Close Quarters

Close Quarters by Michael Gilbert was written, or at least started in the Golden Age, but then the war came and the book wasn’t published until 1947.  The title is a play on words as the setting of the crimes is a cathedral close in Melchester.  Not sure if this is the same as Hardy’s Melchester.  Certainly the author’s erudite enough to be making that reference, so let’s assume he did.  The book starts off with the Dean of the Cathedral calling in his nephew, a Scotland Yard man named Pollock, to unofficially investigate some poison pen letters all aimed at an elderly verger called Appledown.  Soon the pen is traded in for a blunt instrument and Chief Inspector Hazlerigg joins Pollock in an official capacity to investigate.
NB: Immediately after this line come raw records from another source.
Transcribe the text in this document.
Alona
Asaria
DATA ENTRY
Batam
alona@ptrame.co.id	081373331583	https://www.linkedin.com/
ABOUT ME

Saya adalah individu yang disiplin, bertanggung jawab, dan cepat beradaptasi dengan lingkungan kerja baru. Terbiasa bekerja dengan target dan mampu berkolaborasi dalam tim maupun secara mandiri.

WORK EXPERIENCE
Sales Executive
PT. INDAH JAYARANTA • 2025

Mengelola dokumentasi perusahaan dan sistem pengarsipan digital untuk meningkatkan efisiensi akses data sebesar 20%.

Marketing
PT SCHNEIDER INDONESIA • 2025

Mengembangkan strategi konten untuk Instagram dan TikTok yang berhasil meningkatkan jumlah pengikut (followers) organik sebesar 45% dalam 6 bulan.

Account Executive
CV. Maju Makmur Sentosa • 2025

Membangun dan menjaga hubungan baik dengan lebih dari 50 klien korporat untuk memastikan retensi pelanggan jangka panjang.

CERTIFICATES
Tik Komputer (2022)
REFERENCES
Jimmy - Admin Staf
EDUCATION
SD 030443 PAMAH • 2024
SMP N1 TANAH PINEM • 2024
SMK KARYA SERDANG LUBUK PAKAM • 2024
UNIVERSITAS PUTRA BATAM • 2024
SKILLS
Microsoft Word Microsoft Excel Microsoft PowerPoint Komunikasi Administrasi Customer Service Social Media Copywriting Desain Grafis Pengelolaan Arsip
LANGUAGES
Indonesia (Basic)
Gilbert is quite an enjoyable writer.  I turned to this book by a slightly roundabout route.  I was reading JJ’s post defending Elephants Can Remember, which I happen to agree with.  Not great work by any stretch, but not so bad either.  Much better than the abysmal television version in which they tried to improve it only to make a complete hash of it.  Anyway, reading this post revealed to me that Noah Stewart had died and I had somehow missed this news in December.  I didn’t know Noah, but I had ‘met’ him virtually last fall when I read his Birlstone Gambit post and proceeded to read the books he spoiled in that post, before reading the post.   I don’t know how it took me five years to find his blog, but it’s a great pity that it did.   So, I started looking at some older posts and found one on Michael Gilbert which sounded good.   In looking up Michael Gilbert on Amazon, I realized I already had the first one.   I must’ve read someone else on it and maybe I’ll find them later.  So, I probably have two people to thank for nudging me to Michael Gilbert.  He wrote a variety of books, but Noah liked even the types he didn’t usually like, so I’m hoping to have a similar experience.  The first one is a good start.  There’s a bit at the end which is coyly never revealed which makes me think he just couldn’t think of a good answer, but it’s a minor quibble.


All in all an enjoyable book and I plan to read more Michael Gilbert.  More police procedural than many, it’s still a closed circle of suspects.  (Close-d circle!  Ha!)  For the Calendar of Crime challenge, this book takes place in September.  Apparently a very hot September.  Gilbert’s a good, solid writer and I look forward to reading more of him and my sympathy to all Noah’s friends and family.   He seemed like a fun and interesting guy.

6 thoughts on “Close Quarters”

  1. Gotta be honest, I couldn’t finish this. I loved Gilbert’s The Danger Within (a.k.a. Death in Captivity) and have found the other three or four I’ve tried weirdly stilted and false. My loss, it seems, because he’s hugely enjoyed by people from all sides of the classic crime fiction divides.

      1. Yeah, I seem to be the only one who struggled with this and Smallbone Deceased — my loss, as I say. Maybe I’ll try Gilbert again in a few years, since the new BLCC editions would all but guarantee that he’ll be at least partially in print for a while yet.

  2. I always appreciate a Michael Gilbert review. He seems to have mixed genres, so it’s nice to understand which were the true mysteries. Although the two that I’ve read (The Danger Within and Death Has Deep Roots) featured mysteries, I more enjoyed them for the surrounding story elements.

    1. Some say the mixed genres is why he wasn’t as popular as he should have been. They could be right. A lot of people want to read essentially the same book over and over.